Dès son trépas, l’âme du gamin s’était retrouvée capturée dans le médaillon, vraisemblablement par la Mort en personne tapie dans l’ombre. Dans le même mouvement, les autres composantes du pendentif s’étaient emparées d’un fragment de l’âme de ses deux autres camarades, liés par ces miroirs qu’ils conservaient depuis cinq ans, avant même qu’ils ne songent à s’en débarrasser. Les deux acteurs principaux restèrent ignorants du rôle qu’on leur faisait jouer.

Comme une malédiction ne s’arrête jamais à si bon compte, les miroirs commencèrent à aspirer tous leurs héritiers qui auraient pu connaître un destin profitable s’ils n’étaient décédés de mort prématurée, injuste ou accidentelle.
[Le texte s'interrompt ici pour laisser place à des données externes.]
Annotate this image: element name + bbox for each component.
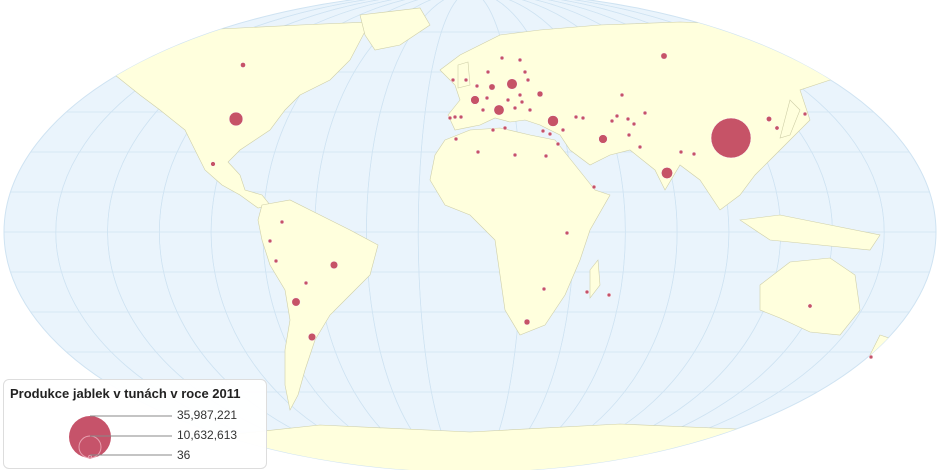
north-america	[59, 21, 371, 209]
production-bubble[interactable]	[564, 230, 570, 236]
legend-circle-max	[69, 416, 111, 458]
production-bubble[interactable]	[631, 121, 637, 127]
production-bubble[interactable]	[506, 78, 518, 90]
production-bubble[interactable]	[475, 149, 481, 155]
production-bubble[interactable]	[536, 90, 544, 98]
production-bubble[interactable]	[517, 92, 523, 98]
production-bubble[interactable]	[807, 303, 813, 309]
uk	[457, 61, 471, 89]
legend-label-max: 35,987,221	[177, 408, 238, 422]
production-bubble[interactable]	[614, 113, 620, 119]
production-bubble[interactable]	[458, 114, 464, 120]
production-bubble[interactable]	[474, 83, 480, 89]
madagascar	[589, 259, 601, 299]
production-bubble[interactable]	[279, 219, 285, 225]
production-bubble[interactable]	[502, 125, 508, 131]
legend-title: Produkce jablek v tunách v roce 2011	[10, 386, 241, 401]
production-bubble[interactable]	[802, 111, 808, 117]
production-bubble[interactable]	[678, 149, 684, 155]
production-bubble[interactable]	[541, 286, 547, 292]
production-bubble[interactable]	[555, 141, 561, 147]
bubbles-layer	[210, 52, 874, 360]
eurasia	[439, 21, 901, 211]
production-bubble[interactable]	[522, 69, 528, 75]
production-bubble[interactable]	[527, 107, 533, 113]
production-bubble[interactable]	[591, 184, 597, 190]
production-bubble[interactable]	[774, 125, 780, 131]
africa	[429, 127, 611, 336]
production-bubble[interactable]	[625, 116, 631, 122]
production-bubble[interactable]	[642, 110, 648, 116]
production-bubble[interactable]	[547, 115, 559, 127]
production-bubble[interactable]	[485, 69, 491, 75]
legend-symbols	[69, 415, 172, 459]
production-bubble[interactable]	[619, 92, 625, 98]
japan	[779, 99, 801, 139]
production-bubble[interactable]	[447, 115, 453, 121]
production-bubble[interactable]	[273, 258, 279, 264]
production-bubble[interactable]	[228, 111, 244, 127]
production-bubble[interactable]	[606, 292, 612, 298]
production-bubble[interactable]	[484, 95, 490, 101]
production-bubble[interactable]	[543, 153, 549, 159]
production-bubble[interactable]	[490, 127, 496, 133]
production-bubble[interactable]	[661, 167, 673, 179]
production-bubble[interactable]	[560, 127, 566, 133]
production-bubble[interactable]	[267, 238, 273, 244]
production-bubble[interactable]	[637, 144, 643, 150]
greenland	[359, 7, 431, 51]
production-bubble[interactable]	[450, 77, 456, 83]
production-bubble[interactable]	[512, 105, 518, 111]
production-bubble[interactable]	[580, 115, 586, 121]
production-bubble[interactable]	[517, 57, 523, 63]
production-bubble[interactable]	[470, 95, 480, 105]
australia	[759, 257, 861, 336]
production-bubble[interactable]	[512, 152, 518, 158]
production-bubble[interactable]	[210, 161, 216, 167]
production-bubble[interactable]	[480, 107, 486, 113]
production-bubble[interactable]	[291, 297, 301, 307]
production-bubble[interactable]	[710, 117, 752, 159]
production-bubble[interactable]	[766, 116, 772, 122]
legend-label-mid: 10,632,613	[177, 428, 238, 442]
production-bubble[interactable]	[660, 52, 668, 60]
production-bubble[interactable]	[573, 114, 579, 120]
south-america	[257, 199, 379, 411]
production-bubble[interactable]	[303, 280, 309, 286]
production-bubble[interactable]	[499, 55, 505, 61]
production-bubble[interactable]	[329, 260, 339, 270]
production-bubble[interactable]	[519, 99, 525, 105]
production-bubble[interactable]	[868, 354, 874, 360]
production-bubble[interactable]	[453, 136, 459, 142]
production-bubble[interactable]	[540, 128, 546, 134]
production-bubble[interactable]	[609, 118, 615, 124]
production-bubble[interactable]	[691, 151, 697, 157]
production-bubble[interactable]	[547, 131, 553, 137]
production-bubble[interactable]	[488, 83, 496, 91]
production-bubble[interactable]	[598, 134, 608, 144]
production-bubble[interactable]	[505, 97, 511, 103]
legend-label-min: 36	[177, 448, 191, 462]
production-bubble[interactable]	[493, 104, 505, 116]
production-bubble[interactable]	[307, 332, 317, 342]
production-bubble[interactable]	[626, 132, 632, 138]
production-bubble[interactable]	[523, 318, 531, 326]
southeast-asia-islands	[739, 214, 881, 251]
production-bubble[interactable]	[452, 114, 458, 120]
production-bubble[interactable]	[525, 77, 531, 83]
legend: Produkce jablek v tunách v roce 2011 35,…	[3, 379, 267, 469]
production-bubble[interactable]	[240, 62, 246, 68]
production-bubble[interactable]	[584, 289, 590, 295]
production-bubble[interactable]	[463, 77, 469, 83]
Souvent violente. Par la suite d’une trahison souvent.

S’entamait ensuite pour ces pauvres âmes un parcours invariable où elles quittaient leur réceptacle temporaire pour venir se greffer en minuscules fractions, tels des hôtes indésirables, sur certains de leurs descendants.

Ceux-là portaient en eux cet éclat de miroir comme une marque indélébile qui retiendrait à jamais leur mémoire. Une fois le cycle terminé, ce fragment s’en retournait au miroir pour perpétuer la boucle infernale, chargé d’une nouvelle résonance qui morcelait toujours plus l’âme captive.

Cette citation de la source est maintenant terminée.